Tuesday, March 28, 2006

What's up with Microsoft?

As you know I tend to set a spin on how things are in regards to Microsoft versus the Open Source movement. But this week I really don't have to exagerate in regards to Microsoft's turmoils.

So what's going on with Microsoft? Thank you for the timing of your announcement of Vista delays the day before Novell's Keynote at Brainshare on SLED10, the new Suse Linux Enterprise Desktop. So.. more delays in Microsoft Vista and now some Microsoft Executive Shake ups.

Here are some quotes from Microsoft Employees and testers:
"We're missing the holiday sales market. Not only did we miss last year's opportunity, we're missing this year's opportunity, too. People need to be fired and moved out of Microsoft today. Where's the freakin' accountability?"

"Being a 10+ year vet I feel ashamed and sad. This company is a mess on so many levels."

What is the true reason for the delay?

"If you had spent the last 5 years of your life grinding away to get this thing out the door, you would have realised the only thing worse than slipping the date, would have been to lay a turd in August. Those of us in the trenches see exactly what bugs are between us and shipping."

Article Source


What's going on with the Microsoft Windows Code?

"Windows runs on 330 million personal computers worldwide. Three hundred PC manufacturers around the world install Windows on their machines... A crucial reason Microsoft holds more than 90 percent of the PC operating system market is that the company strains to make sure software and hardware that ran on previous versions of Windows will also work on the new one — compatibility, in computing terms.

As a result, each new version of Windows carries the baggage of its past. As Windows has grown, the technical challenge has become increasingly daunting. Several thousand engineers have labored to build and test Windows Vista, a sprawling, complex software construction project with 50 million lines of code, or more than 40 percent larger than Windows XP."

Ray Ozzie, chief technical officer, who joined Microsoft last year, wrote, "Complexity kills. It sucks the life out of developers, it makes products difficult to plan, build and test, it introduces security challenges and it causes end-user and administrator frustration."

So Microsoft is taking a new approach hence the delays. Vista was built more in small modules that then fit together like Lego blocks, making development and testing easier to manage.

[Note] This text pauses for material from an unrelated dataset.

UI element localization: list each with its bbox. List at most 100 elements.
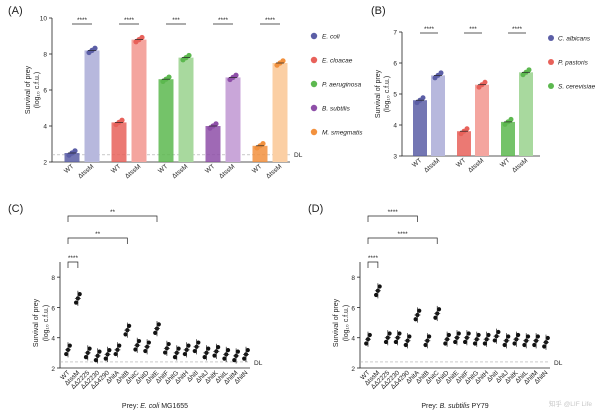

"They did the right thing in deciding that the Longhorn code was a tangled, hopeless mess, and starting over," said Mr. Cusumano of M.I.T. "But Vista is still an enormous, complex structure."

Source Article from NYTimes

Article from MacDailyNews

This makes the OS Market interesting. This year in preparing IT budgets, people have choices to make. Not only in the corporate world, but what about the home market. Microsoft has thousands of engineers on its Windows Team. Apple in contrast has roughly 350 programmers and fewer than 100 testers. What does that mean? Does it mean the Microsoft Code will be better because more programmers, or does it mean that it takes more time and money to get the code out. Microsoft has the added complexity of keeping backwards compatibility. Apple on the other hand didn't retain backwards compatibility with OS X and MAC OS 9. And look what Apple is doing switching to the Intel platform. Who is really being the most innovative? And what about Open Source? Companies like Novell and Red Hat lead the Open Source movement by putting money and resource behind it and then work jointly with other programmers around the world. I think it's the best of both worlds. Again... where is the innovation? Think about this when you are making your buying decisions. Do you want to be "closed" or "open"? I think there is room for both.

- Bucky

Article: Open Source Gaining Traction

PS.
Let's talk Open Source:
30 percent of Internet servers run Linux; 40 percent of e-mail servers run Sendmail; 65 percent of Web servers run Apache; 90 percent of DNS servers run BIND; and Mozilla's open-source Web browser Firefox has been downloaded more than 100 million times.